An earlier review I had done on LibraryThing back in 2007, edited and posted here to test out the review section of The Whole Book Experience.
According to Crispin Elsted, of the Barbarian Press, Venus & Adonis is one of two lengthy narrative poems written by Shakespeare early in his career, when plague forced the closure of the theatres and he took the opportunity to write something non-theatrical. This poem, The Rape of Lucrece, and probably the sonnets – or at least a good many of them – date from the early 1590s.
Having recently read Lysistrata, I was struck by the two different approaches taken by the women in these two books. In Lysistrata, the women refuse to have sex with the men until they end a senseless war (Hmmmm…are you reading this Mrs. Bush and Mrs. Cheney?); while in Venus & Adonis the heroine tries to keep Adonis from dangerous boar hunting with all that her love can offer. It worked for Lysistrata but not for Venus.

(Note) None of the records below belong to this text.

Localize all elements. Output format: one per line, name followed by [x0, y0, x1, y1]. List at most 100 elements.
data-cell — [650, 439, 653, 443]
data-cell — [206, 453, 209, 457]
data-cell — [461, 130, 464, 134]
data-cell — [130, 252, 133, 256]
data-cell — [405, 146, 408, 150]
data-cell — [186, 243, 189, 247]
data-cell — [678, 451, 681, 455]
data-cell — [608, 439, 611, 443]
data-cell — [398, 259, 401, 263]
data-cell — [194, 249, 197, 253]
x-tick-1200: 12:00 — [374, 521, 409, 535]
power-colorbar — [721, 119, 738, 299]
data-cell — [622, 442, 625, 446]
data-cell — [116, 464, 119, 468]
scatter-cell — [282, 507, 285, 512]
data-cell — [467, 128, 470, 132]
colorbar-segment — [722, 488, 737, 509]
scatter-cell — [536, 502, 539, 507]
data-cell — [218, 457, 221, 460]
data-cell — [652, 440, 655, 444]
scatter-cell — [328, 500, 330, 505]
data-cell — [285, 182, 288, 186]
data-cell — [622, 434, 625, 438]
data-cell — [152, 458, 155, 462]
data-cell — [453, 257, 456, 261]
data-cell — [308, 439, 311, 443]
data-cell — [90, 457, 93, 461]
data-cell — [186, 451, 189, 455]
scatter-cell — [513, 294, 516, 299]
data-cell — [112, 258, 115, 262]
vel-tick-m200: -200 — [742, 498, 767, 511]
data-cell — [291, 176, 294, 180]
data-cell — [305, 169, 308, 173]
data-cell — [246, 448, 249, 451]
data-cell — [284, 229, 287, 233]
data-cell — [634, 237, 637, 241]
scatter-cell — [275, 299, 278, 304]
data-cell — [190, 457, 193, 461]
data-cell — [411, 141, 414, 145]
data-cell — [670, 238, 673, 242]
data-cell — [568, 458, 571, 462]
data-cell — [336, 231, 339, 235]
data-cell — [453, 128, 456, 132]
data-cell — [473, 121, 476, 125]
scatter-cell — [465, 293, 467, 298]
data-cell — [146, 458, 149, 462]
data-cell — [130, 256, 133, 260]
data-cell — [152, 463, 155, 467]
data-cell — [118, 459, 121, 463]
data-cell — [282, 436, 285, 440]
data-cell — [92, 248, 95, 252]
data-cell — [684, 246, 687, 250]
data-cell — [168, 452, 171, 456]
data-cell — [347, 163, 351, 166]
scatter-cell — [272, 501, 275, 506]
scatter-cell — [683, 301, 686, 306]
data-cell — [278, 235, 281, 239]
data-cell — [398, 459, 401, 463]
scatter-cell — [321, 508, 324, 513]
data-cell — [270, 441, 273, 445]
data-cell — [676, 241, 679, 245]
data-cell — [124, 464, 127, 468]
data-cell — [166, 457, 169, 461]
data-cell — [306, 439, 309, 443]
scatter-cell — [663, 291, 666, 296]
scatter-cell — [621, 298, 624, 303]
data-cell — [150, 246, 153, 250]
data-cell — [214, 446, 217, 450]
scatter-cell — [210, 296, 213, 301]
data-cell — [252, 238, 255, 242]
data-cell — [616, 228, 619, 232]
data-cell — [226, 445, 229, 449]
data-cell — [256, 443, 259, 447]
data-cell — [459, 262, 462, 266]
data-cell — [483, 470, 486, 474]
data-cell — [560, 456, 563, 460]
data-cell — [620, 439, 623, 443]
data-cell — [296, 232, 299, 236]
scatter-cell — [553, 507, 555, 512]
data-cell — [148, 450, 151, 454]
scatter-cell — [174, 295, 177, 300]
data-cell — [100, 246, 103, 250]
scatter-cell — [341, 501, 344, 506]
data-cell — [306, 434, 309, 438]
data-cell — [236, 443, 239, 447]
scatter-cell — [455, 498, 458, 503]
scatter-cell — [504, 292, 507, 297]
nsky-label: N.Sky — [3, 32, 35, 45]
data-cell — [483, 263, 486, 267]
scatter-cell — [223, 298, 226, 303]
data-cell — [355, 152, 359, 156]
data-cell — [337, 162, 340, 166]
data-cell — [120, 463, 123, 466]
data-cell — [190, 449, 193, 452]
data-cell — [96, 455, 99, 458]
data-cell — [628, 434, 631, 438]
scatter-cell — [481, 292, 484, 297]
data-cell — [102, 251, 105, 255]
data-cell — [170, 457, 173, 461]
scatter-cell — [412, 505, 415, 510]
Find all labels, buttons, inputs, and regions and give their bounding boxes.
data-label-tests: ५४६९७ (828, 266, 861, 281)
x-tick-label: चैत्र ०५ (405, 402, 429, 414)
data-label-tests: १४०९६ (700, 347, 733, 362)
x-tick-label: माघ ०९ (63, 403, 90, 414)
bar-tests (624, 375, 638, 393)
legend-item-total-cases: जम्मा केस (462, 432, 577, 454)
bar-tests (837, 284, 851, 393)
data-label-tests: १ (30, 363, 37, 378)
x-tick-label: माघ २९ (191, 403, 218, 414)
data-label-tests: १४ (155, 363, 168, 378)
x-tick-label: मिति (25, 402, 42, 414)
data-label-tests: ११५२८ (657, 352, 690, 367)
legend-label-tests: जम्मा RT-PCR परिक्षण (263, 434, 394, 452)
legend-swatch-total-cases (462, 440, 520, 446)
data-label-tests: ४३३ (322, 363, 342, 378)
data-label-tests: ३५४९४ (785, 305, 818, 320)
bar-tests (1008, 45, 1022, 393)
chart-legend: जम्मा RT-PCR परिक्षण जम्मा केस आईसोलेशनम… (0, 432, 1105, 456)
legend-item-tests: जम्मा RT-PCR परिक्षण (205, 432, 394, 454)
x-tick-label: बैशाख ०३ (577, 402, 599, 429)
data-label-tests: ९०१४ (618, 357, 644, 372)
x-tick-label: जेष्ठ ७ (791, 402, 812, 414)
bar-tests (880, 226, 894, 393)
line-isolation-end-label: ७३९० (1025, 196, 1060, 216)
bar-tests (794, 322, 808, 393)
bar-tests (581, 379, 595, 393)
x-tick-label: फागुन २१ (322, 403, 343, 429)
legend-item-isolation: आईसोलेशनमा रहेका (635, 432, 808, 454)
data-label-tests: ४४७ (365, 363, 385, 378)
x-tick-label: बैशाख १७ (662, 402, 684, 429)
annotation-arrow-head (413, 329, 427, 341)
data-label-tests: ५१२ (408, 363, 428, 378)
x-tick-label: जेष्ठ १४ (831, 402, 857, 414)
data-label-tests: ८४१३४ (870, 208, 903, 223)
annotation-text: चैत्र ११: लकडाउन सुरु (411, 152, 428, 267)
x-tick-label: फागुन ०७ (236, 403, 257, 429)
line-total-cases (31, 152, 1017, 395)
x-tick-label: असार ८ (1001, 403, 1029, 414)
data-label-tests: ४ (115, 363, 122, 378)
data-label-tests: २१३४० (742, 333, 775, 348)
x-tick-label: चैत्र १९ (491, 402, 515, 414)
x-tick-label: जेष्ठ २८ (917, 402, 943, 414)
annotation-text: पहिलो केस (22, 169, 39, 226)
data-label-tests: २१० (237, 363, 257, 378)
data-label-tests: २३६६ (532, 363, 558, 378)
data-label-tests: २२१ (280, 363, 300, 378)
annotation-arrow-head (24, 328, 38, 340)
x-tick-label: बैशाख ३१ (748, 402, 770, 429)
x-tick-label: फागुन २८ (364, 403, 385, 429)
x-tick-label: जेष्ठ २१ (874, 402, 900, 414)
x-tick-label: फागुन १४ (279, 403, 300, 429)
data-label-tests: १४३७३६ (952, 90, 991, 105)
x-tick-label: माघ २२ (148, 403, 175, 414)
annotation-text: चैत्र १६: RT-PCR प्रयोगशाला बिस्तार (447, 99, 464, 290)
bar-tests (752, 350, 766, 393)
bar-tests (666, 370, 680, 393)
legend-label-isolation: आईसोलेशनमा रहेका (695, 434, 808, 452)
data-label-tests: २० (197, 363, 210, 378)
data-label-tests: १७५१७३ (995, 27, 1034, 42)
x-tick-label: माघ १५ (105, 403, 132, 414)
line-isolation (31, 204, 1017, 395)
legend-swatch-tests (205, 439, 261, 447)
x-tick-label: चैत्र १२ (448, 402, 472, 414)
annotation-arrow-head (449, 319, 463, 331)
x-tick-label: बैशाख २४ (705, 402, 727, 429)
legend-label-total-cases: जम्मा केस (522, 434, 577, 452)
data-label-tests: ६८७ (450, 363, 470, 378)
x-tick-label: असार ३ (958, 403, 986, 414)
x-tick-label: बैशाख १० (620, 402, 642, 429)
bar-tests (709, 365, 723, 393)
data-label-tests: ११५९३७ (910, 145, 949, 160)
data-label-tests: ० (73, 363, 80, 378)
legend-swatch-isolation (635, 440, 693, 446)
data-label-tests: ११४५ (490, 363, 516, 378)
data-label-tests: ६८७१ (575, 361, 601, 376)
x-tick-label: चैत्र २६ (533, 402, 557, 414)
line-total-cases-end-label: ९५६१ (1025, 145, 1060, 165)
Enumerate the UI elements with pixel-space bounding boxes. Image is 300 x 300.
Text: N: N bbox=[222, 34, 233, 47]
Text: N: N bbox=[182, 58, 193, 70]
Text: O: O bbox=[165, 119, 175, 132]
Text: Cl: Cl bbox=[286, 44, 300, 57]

I love Shakespeare’s use of natural imagery in the verse:
Fondling, she saith, since I have hemd thee here
Within the circuit of this ivorie pale,
Ile be a parke, and thou shalt be my deare:
Feed where thou wilt, on mountaine, or in dale;
Graze on my lips, and if those hils be drie,
Stray lower, where the pleasant fountaines lie.
As for this edition from Barbarian Press, it is out of this world. The illustrations by Andy English are absolutely beautiful. The setting and choice of type and the binding make the book a joy to hold and read. This was my first book from the Barbarian Press and I highly recommend a look by those interested in small private presses. The proprietor’s are delightful and knowledgeable as well.
Venus & Adonis was shortlisted for the first Gregynog Prize for Letterpress Book Design, Oxford, 2005.